If I may be so bold, I would like to suggest a few new approaches to these interactions that will ideally make them more bearable and even enjoyable. First, come with the view that all people have come to their opinions honestly. This means that something in their past, their life experiences, or belief systems helped form their views, which may be different from yours. Most people who have different views from you are not idiots, contrary to how it may seem. They have had a different walk and may have different values, and they are entitled to them.
Second, try to see things from their viewpoints. Try to understand how they came to believe the way they do or support the candidates that they support. I would even go so far as to suggest viewing the news services they use or visit the websites they do to understand their view from a different orientation. This is critical in developing an understanding, and a great way to avoid the validation of living in your own “echo chamber” of thoughts and ideas. There is a behavioral miscue, named Confirmation Bias, of which we are all guilty. Confirmation Bias is the situation where you only expose yourself to media that confirm what you already believe.
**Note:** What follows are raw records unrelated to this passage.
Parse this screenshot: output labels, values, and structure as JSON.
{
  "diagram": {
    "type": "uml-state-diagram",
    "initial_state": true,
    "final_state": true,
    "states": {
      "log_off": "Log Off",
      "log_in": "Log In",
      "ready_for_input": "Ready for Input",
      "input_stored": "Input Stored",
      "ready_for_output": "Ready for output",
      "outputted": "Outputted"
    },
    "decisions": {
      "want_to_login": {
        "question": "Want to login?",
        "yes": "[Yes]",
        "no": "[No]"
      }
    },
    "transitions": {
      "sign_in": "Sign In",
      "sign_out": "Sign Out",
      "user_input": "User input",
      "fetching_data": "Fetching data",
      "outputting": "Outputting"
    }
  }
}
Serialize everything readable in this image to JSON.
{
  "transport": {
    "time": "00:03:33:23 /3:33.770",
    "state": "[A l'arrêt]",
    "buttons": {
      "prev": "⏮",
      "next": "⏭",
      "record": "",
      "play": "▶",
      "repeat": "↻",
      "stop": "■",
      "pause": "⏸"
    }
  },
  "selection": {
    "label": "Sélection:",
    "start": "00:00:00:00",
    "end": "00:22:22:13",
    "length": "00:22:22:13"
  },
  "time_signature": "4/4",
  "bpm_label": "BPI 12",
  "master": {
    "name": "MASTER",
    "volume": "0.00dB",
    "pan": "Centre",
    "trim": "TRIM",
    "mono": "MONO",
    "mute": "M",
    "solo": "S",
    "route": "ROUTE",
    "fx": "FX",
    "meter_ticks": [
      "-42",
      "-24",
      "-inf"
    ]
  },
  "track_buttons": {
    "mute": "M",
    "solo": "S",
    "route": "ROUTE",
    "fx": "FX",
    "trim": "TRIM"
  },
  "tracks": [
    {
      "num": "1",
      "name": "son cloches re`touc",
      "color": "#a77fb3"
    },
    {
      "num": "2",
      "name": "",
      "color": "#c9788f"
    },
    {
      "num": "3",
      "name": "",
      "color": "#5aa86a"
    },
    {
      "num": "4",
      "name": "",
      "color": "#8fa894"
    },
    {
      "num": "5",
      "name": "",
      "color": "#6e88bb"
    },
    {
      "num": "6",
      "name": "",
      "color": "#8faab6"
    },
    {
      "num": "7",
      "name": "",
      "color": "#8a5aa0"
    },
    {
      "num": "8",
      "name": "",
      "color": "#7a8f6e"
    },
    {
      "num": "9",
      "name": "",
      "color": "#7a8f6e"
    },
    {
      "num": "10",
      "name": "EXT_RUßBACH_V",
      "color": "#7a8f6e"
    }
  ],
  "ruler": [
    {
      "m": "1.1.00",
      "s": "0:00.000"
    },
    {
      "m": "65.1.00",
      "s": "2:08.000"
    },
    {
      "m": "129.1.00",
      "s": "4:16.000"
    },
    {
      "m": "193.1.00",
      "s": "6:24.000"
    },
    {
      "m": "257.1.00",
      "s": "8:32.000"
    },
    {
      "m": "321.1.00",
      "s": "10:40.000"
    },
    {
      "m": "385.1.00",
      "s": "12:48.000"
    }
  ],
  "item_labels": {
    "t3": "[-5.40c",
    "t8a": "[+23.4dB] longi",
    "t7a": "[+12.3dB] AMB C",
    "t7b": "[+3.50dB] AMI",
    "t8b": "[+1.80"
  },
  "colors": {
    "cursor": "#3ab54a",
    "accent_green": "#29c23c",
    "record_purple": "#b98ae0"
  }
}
I fear that many of us are stuck in this rut. It prevents us from having an honest discourse, and it promotes the idea of regurgitating the talking points from our own side.
My third approach is a technique I have employed relatively successfully since the 2008 election cycle. (This may be the only original idea that I have come up with as it relates to this topic.) Before having any discourse on a candidate or an issue that could possibly be divisive, use this little test: Ask the person you are talking with to say one critical thing about his candidate/issue and one positive thing about your candidate. This is gold. I have prevented wasting my time with an idiot on a number of occasions. Essentially I turned on my heels and left the discussion or changed the subject to something benign and palatable, like the weather or sports. People that fail at this test have already closed their minds, and they are locked tight. You will never penetrate their tiny minds, and you will become increasingly frustrated by trying. Please turn on your heels and have the argument with the nearest wall because it may just be the only thing that salvages this relationship.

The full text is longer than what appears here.